05 janeiro 2011

José e Pilar

José e Pilar é um filme de Miguel Gonçalves Mendes. O filme documenta a vida do escritor José Saramago e o relacionamento com sua mulher, Pilar del Rio. Muito mais do que isso, revela a intimidade de um Saramago nunca visto antes, um caminhar pelas pedras de Lanzarote, o momento da construção do livro A viagem do elefante bem como a ideia do último livro, tudo registrado pela lente que o segue em todos os cantos possíveis, construindo uma certa intimidade com o único escritor, em língua portuguesa, a ganhar o Nobel de literatura. A primeira cena do filme, que posso dizer demasiada particular, não pelo lugar, mas pela mensagem é dirigida a Pilar: Nos encontramos em outro sítio. A câmera incessante segue Saramago na estreia de livros, conferências e tem grande participação no tédio e na chatice de ser famoso, entrevistas intermináveis, pedidos estranhos na hora dos autógrafos, como o ocorrido no Brasil por um rapaz que pediu a Saramago para desenhar um hipopótamo no livro dele ( não sei por qual motivo mas ele pediu). O que achei de belo e interessante, é a documentação em áudio visual de um escritor que considero o mais importante do século, com o filme percebemos de fato quem é o Saramago escritor, e isso possibilita uma outra visão sobre seus livros, influencia a vontade de ler mais e mais Saramago. Para quem não conhece os seus livros, não tem como sair do cinema sem comprar um exemplar, de preferência em sebo, visto que o comércio aproveita-se de sua recente morte para colocar os preços nas alturas.
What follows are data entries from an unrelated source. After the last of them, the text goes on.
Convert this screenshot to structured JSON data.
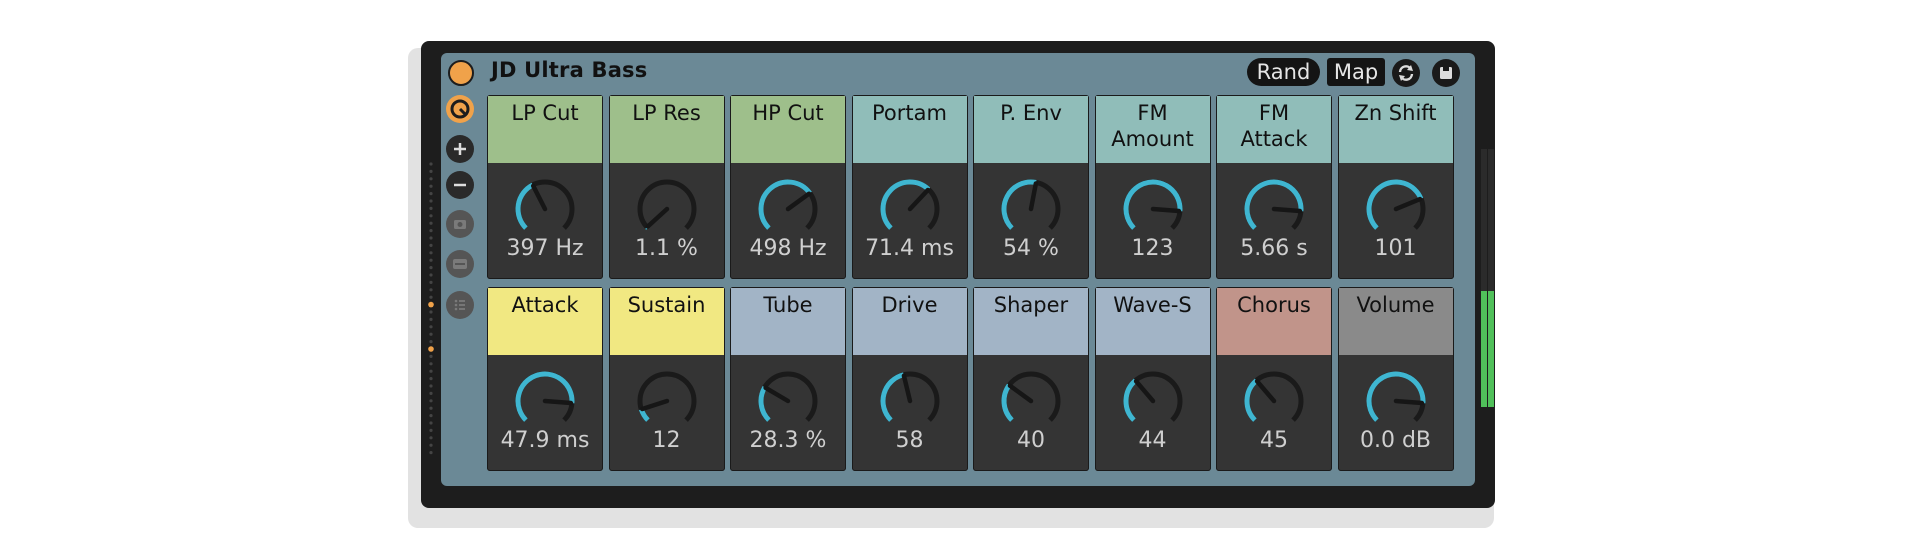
{
  "device": {
    "title": "JD Ultra Bass",
    "rand_label": "Rand",
    "map_label": "Map",
    "accent": "#f0a24a",
    "knob_arc_color": "#3fb6d1"
  },
  "sidebar": {
    "icons": [
      "quick-map-icon",
      "add-icon",
      "remove-icon",
      "snapshot-icon",
      "collapse-icon",
      "list-icon"
    ]
  },
  "grid": {
    "rows": [
      [
        {
          "label": "LP Cut",
          "value": "397 Hz",
          "color": "#9ebf8b",
          "level": 0.4
        },
        {
          "label": "LP Res",
          "value": "1.1 %",
          "color": "#9ebf8b",
          "level": 0.01
        },
        {
          "label": "HP Cut",
          "value": "498 Hz",
          "color": "#9ebf8b",
          "level": 0.7
        },
        {
          "label": "Portam",
          "value": "71.4 ms",
          "color": "#90bdb9",
          "level": 0.66
        },
        {
          "label": "P. Env",
          "value": "54 %",
          "color": "#90bdb9",
          "level": 0.54
        },
        {
          "label": "FM\nAmount",
          "value": "123",
          "color": "#90bdb9",
          "level": 0.85
        },
        {
          "label": "FM\nAttack",
          "value": "5.66 s",
          "color": "#90bdb9",
          "level": 0.85
        },
        {
          "label": "Zn Shift",
          "value": "101",
          "color": "#90bdb9",
          "level": 0.75
        }
      ],
      [
        {
          "label": "Attack",
          "value": "47.9 ms",
          "color": "#f1e882",
          "level": 0.85
        },
        {
          "label": "Sustain",
          "value": "12",
          "color": "#f1e882",
          "level": 0.1
        },
        {
          "label": "Tube",
          "value": "28.3 %",
          "color": "#a2b4c6",
          "level": 0.28
        },
        {
          "label": "Drive",
          "value": "58",
          "color": "#a2b4c6",
          "level": 0.45
        },
        {
          "label": "Shaper",
          "value": "40",
          "color": "#a2b4c6",
          "level": 0.3
        },
        {
          "label": "Wave-S",
          "value": "44",
          "color": "#a2b4c6",
          "level": 0.35
        },
        {
          "label": "Chorus",
          "value": "45",
          "color": "#c1948a",
          "level": 0.35
        },
        {
          "label": "Volume",
          "value": "0.0 dB",
          "color": "#8a8a8a",
          "level": 0.85
        }
      ]
    ]
  },
  "meters": {
    "left_level": 0.45,
    "right_level": 0.45
  }
}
Portanto, recomendo não só o filme, mas principalmente seus livros, o filme pode ser importante para conhecer as ideias do escritor, mas de fato, o livro é fundamental para entender a densa produção em tão pouco tempo que Saramago conseguiu fazer.

2 comentários:

Samuel disse...

Eu assisti com o charles um documentário sobre José Saramago. Acho que é o mesmo de sua resenha. Se for, concordo com seu ponto de vista: instiga a leitura. Além disso, pra quem gosta de escrever como nós, alimenta o romance de ser escritor. Como diria o Z: bacana...

Samuel.

José Araújo disse...

Adorei sua resenha sobre José e Pilar, infelizmente acabei não assistino o filme sobre Saramago, por quem tenho entusiástica admiração,e lhe trago aqui um texto dele que recolhi literal e indevidamente do “Caderno de Saramago”, pela Internet,escrito em agosto de 2009:

“Um Terceiro Deus”
“Creio que as teses de Huntington sobre o “choque de civilizações”, atacadas por uns e celebradas por outros aquando do seu aparecimento, mereceriam agora um estudo mais atento e menos apaixonado. Temo-nos habituado à ideia de que a cultura é uma espécie de panaceia universal e de que os intercâmbios culturais são o melhor caminho para a solução de conflitos. Sou menos optimista. Creio que só uma manifesta e ativa vontade de paz poderia abrir a porta a esse fluxo cultural multidirecional, sem ânimo de domínio de qualquer de suas partes. Essa vontade talvez exista por aí, mas não os meios para concretizar. Cristianismo e islamismo continuam a comportar-se como inconciliáveis irmãos inimigos incapazes de chegar ao verdadeiro pacto de não agressão que talvez trouxesse alguma paz no mundo. Ora, já que inventámos Deus e Alá, com os desastrosos resultados conhecidos, a solução talvez estivesse em criar um terceiro deus com poderes suficientes para obrigar os impertinentes desavindos a depor as armas e deixar a humanidade em paz. E que depois esse terceiro deus nos fizesse o favor de retirar-se do cenário aonde se vem desenrolando a tragédia de um inventor, o homem, escravizado pela sua própria criação, deus. O mais provável, porém, é que isso não tenha remédio e que as civilizações continuem a se chocar umas com as outras”.